You can find one example here (scroll to the part where it uses the ADT assay): https://carmonalab.github.io/scGate.demo/scGate.CITE-seq.html#purify-b-cells

-m

CoenzymeQ10 commented 1 year ago

Thank you for sharing this example about ADT usage! I was actually wondering it I would be able to simultaneously use ADT and RNA in the same UCell run - e.g. use markers that come from both the ADT and RNA in the list. At the moment, the hacky way I've tried to do this is by merging the ADT and RNA matrices into one, making a new assay called "adt_rna" and setting that assay as the default assay for Ucell to call.

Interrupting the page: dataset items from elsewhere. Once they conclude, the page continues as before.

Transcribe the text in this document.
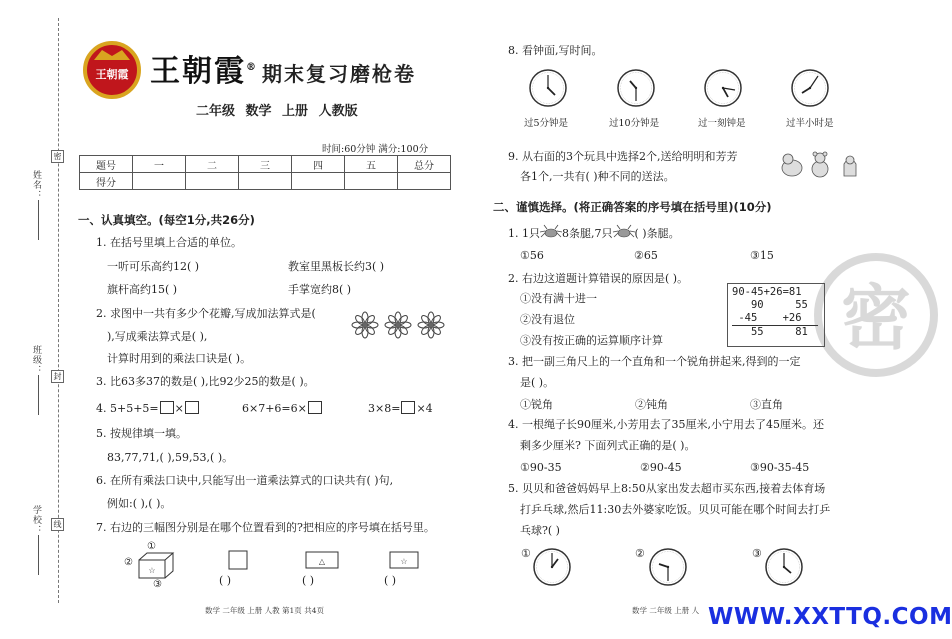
姓名：
班级：
学校：
密
封
线
王朝霞 王朝霞® 期末复习磨枪卷
二年级 数学 上册 人教版
时间:60分钟 满分:100分
题号	一	二	三	四	五	总分
得分						
一、认真填空。(每空1分,共26分)
1. 在括号里填上合适的单位。
一听可乐高约12( )	教室里黑板长约3( )
旗杆高约15( )	手掌宽约8( )
2. 求图中一共有多少个花瓣,写成加法算式是(
),写成乘法算式是( ),
计算时用到的乘法口诀是( )。
3. 比63多37的数是( ),比92少25的数是( )。
4. 5+5+5= ×	6×7+6=6×	3×8= ×4
5. 按规律填一填。
83,77,71,( ),59,53,( )。
6. 在所有乘法口诀中,只能写出一道乘法算式的口诀共有( )句,
例如:( ),( )。
7. 右边的三幅图分别是在哪个位置看到的?把相应的序号填在括号里。
①
②
③
☆
( )
△
( )
☆
( )
数学 二年级 上册 人教 第1页 共4页
8. 看钟面,写时间。
过5分钟是	过10分钟是	过一刻钟是	过半小时是
9. 从右面的3个玩具中选择2个,送给明明和芳芳
各1个,一共有( )种不同的送法。
二、谨慎选择。(将正确答案的序号填在括号里)(10分)
1. 1只 8条腿,7只 ( )条腿。
①56	②65	③15
2. 右边这道题计算错误的原因是( )。
①没有满十进一
②没有退位
③没有按正确的运算顺序计算
90-45+26=81
90     55
-45    +26
55     81
3. 把一副三角尺上的一个直角和一个锐角拼起来,得到的一定
是( )。
①锐角	②钝角	③直角
4. 一根绳子长90厘米,小芳用去了35厘米,小宁用去了45厘米。还
剩多少厘米? 下面列式正确的是( )。
①90-35	②90-45	③90-35-45
5. 贝贝和爸爸妈妈早上8:50从家出发去超市买东西,接着去体育场
打乒乓球,然后11:30去外婆家吃饭。贝贝可能在哪个时间去打乒
乓球?( )
①	②	③
密
数学 二年级 上册 人 WWW.XXTTQ.COM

Is there a more principle way to do this? If the work around is okay, would I need to adjust any other parameters in the function?

Thanks again!

mass-a commented 1 year ago

I am not sure that merging the two assays is a great idea, they probably have very different distributions of values and unequal numbers of detected genes/proteins.

Would it make sense to calculate a UCell_RNA score based on gene signatures and the RNA assay, a UCell_ADT score based on surface protein signatures and the ADT assay, and then combine the two scores for each cell (e.g. per-cell average)? this would also allow you to calculate correlations between the two scores, and assess whether the signatures work well on the two assays.

-m

CoenzymeQ10 commented 1 year ago

Thanks for this helpful answer. Do you recommend averaging (linear or geometric?) of the score to combined the scores or is there another way to combine the scores that make sense based on the score calculation method.

mass-a commented 1 year ago

A simple arithmetic mean of the two signature scores per cell should do the job. It could also be a weighted mean, if you have different relative confidence in the ADT and RNA readouts.